The European Commission takes note of the withdrawal of the initial referral requests by seven Member States to review under Article 22 of the EU Merger Regulation ('EUMR') the acquisition of certain assets of Inflection AI, Inc. ('Inflection') by Microsoft Corporation ('Microsoft). The deadline for the Commission to decide upon these requests was 19 September 2024. Following the judgment by the Court of Justice of the European Union of 3 September 2024 in the Illumina/GRAIL case, holding that Member States cannot refer a transaction to the Commission under Article 22 of the EUMR when not competent to review the transaction under their national merger control rules, all seven Member States that submitted an initial referral have decided to withdraw their requests. Therefore, the Commission will take no decision in this matter.
Microsoft, a global technology company headquartered in the US, offers a wide range of products and services to customers including, among others, an AI chatbot called Microsoft Copilot, a cloud computing platform called Azure, a PC operating system known under the name of Microsoft Windows, and productivity services called Microsoft 365. Inflection, headquartered in the US, is a technology company that, until the transaction, developed a machine learning and generative AI foundation model and an AI chatbot called Pi.
The transaction and the referral procedure
On 19 March 2024, Microsoft announced the hiring of the two co-founders of Inflection, assigned with the task of advancing Copilot and other consumer artificial intelligence products and research at Microsoft.

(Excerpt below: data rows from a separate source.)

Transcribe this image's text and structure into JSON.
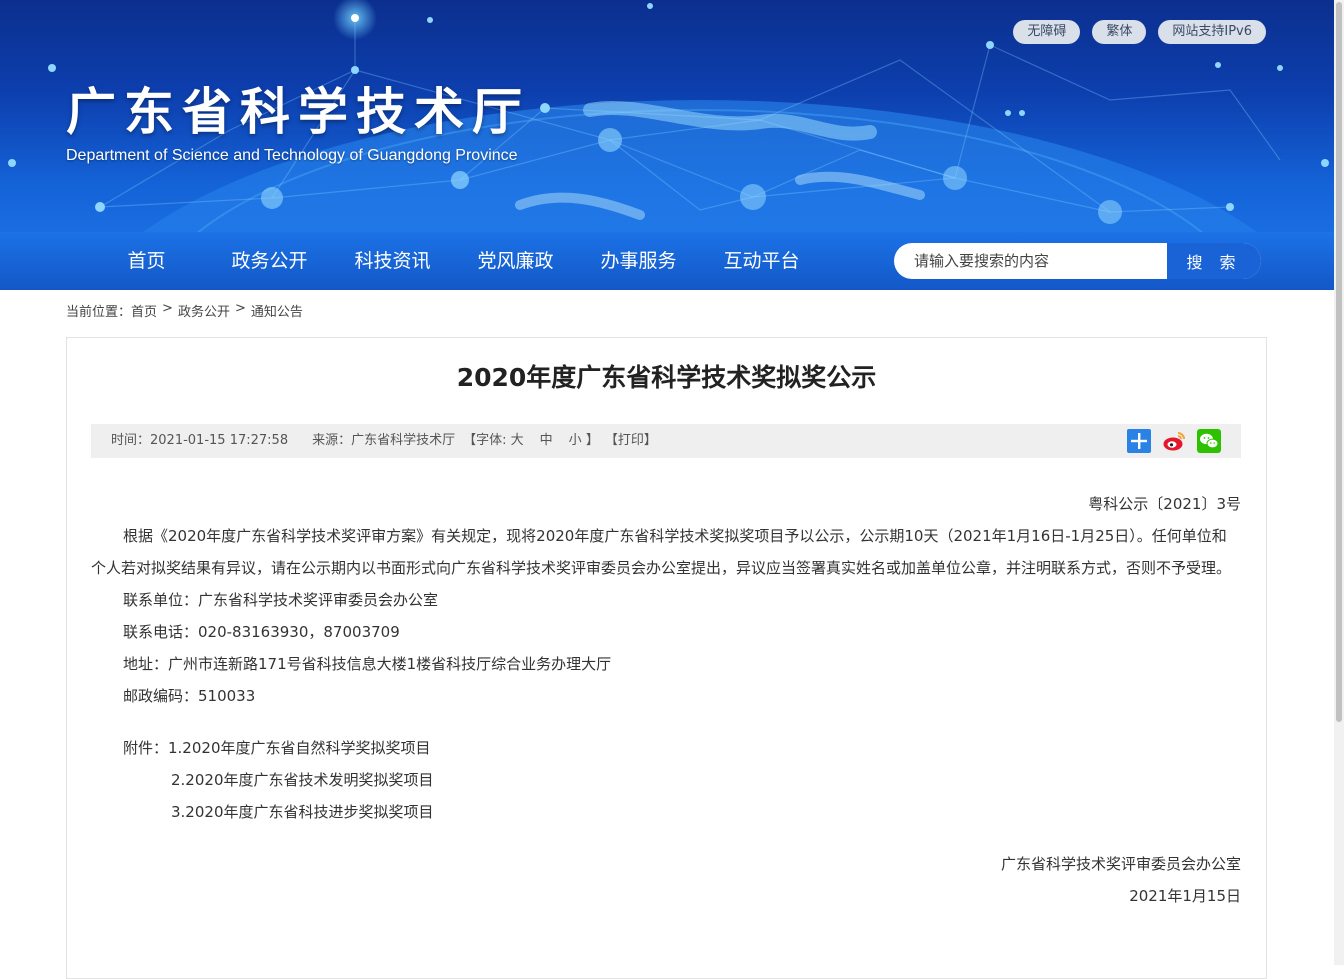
{
  "header": {
    "title": "广东省科学技术厅",
    "subtitle": "Department of Science and Technology of Guangdong Province",
    "top_links": [
      "无障碍",
      "繁体",
      "网站支持IPv6"
    ]
  },
  "nav": {
    "items": [
      "首页",
      "政务公开",
      "科技资讯",
      "党风廉政",
      "办事服务",
      "互动平台"
    ]
  },
  "search": {
    "placeholder": "请输入要搜索的内容",
    "button_label": "搜 索"
  },
  "breadcrumb": {
    "prefix": "当前位置：",
    "items": [
      "首页",
      "政务公开",
      "通知公告"
    ],
    "separator": ">"
  },
  "article": {
    "title": "2020年度广东省科学技术奖拟奖公示",
    "meta": {
      "time_label": "时间：",
      "time_value": "2021-01-15 17:27:58",
      "source_label": "来源：",
      "source_value": "广东省科学技术厅",
      "font_open": "【字体: ",
      "font_large": "大",
      "font_medium": "中",
      "font_small": "小",
      "font_close": " 】",
      "print": "【打印】"
    },
    "share_icons": [
      "share-plus-icon",
      "weibo-icon",
      "wechat-icon"
    ],
    "doc_number": "粤科公示〔2021〕3号",
    "paragraph": "根据《2020年度广东省科学技术奖评审方案》有关规定，现将2020年度广东省科学技术奖拟奖项目予以公示，公示期10天（2021年1月16日-1月25日）。任何单位和个人若对拟奖结果有异议，请在公示期内以书面形式向广东省科学技术奖评审委员会办公室提出，异议应当签署真实姓名或加盖单位公章，并注明联系方式，否则不予受理。",
    "contact_unit": "联系单位：广东省科学技术奖评审委员会办公室",
    "contact_phone": "联系电话：020-83163930，87003709",
    "address": "地址：广州市连新路171号省科技信息大楼1楼省科技厅综合业务办理大厅",
    "postcode": "邮政编码：510033",
    "attachments": [
      "附件：1.2020年度广东省自然科学奖拟奖项目",
      "2.2020年度广东省技术发明奖拟奖项目",
      "3.2020年度广东省科技进步奖拟奖项目"
    ],
    "signature_org": "广东省科学技术奖评审委员会办公室",
    "signature_date": "2021年1月15日"
  },
  "colors": {
    "banner_dark": "#0b2f8e",
    "banner_light": "#1a6de0",
    "nav_bar": "#1c72e6",
    "search_button": "#1a63d6",
    "share_plus": "#2a82e4",
    "weibo": "#e6162d",
    "wechat": "#2dc100"
  }
}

In addition to the hiring of these two co-founders, Microsoft made employment offers to most of Inflection's staff and agreed, amongst others, on a non-exclusive license for Inflection's intellectual property and, according to reports, on a waiver of any legal rights by Inflection for hiring the latter's staff.
Upon review of the details of the transaction and its implementation, based on information provided to the Commission by Microsoft and Inflection, the Commission considers that the transaction involves all assets necessary to transfer Inflection's position in the markets for generative AI foundation models and for AI chatbots to Microsoft. Further, in view of Inflection's announcement on 19 March 2024 that the 'new Inflection' would shift its focus to a different activity, namely its AI studio business, the Commission regards the agreements entered into between Microsoft and Inflection as a structural change in the market that amounts to a concentration as defined under Article 3 of the EUMR.
The transaction did not reach the notification thresholds set out in Article 1 of the EUMR and was also not notified in any Member State. Based on information requested from Microsoft and Inflection, in July 2024 the Commission considered that the concentration satisfies all criteria for a referral under Article 22 of the EUMR. This provision allows Member States to request the Commission to examine a merger that does not have an EU dimension but affects trade within the Single Market and threatens to significantly affect competition within the territory of the Member States making the request.
Consequently, the Commission sent a letter pursuant to Article 22(5) of the EUMR inviting Member States to refer the transaction to it for review.
In response to this letter, seven Member States submitted a referral request pursuant to Article 22(1) of the EUMR, explaining that, in their view, the transaction amounted to a concentration which satisfies the criteria for a referral pursuant to Article 22 of the EUMR. Other Member States and countries of the European Economic Area were invited to join the requests. Following the Court of Justice's judgment in the Illumina/GRAIL case, all Member States have chosen to withdraw their referral requests or request to join these referrals, resulting in the end of this procedure.
The Commission will continue to work together with Member States and the parties to concentrations to assess whether their transactions will be reviewed under national merger control regimes or referred to the Commission in line with the legal requirements for such referrals as clarified in the recent Illumina/GRAIL judgment of the Court of Justice.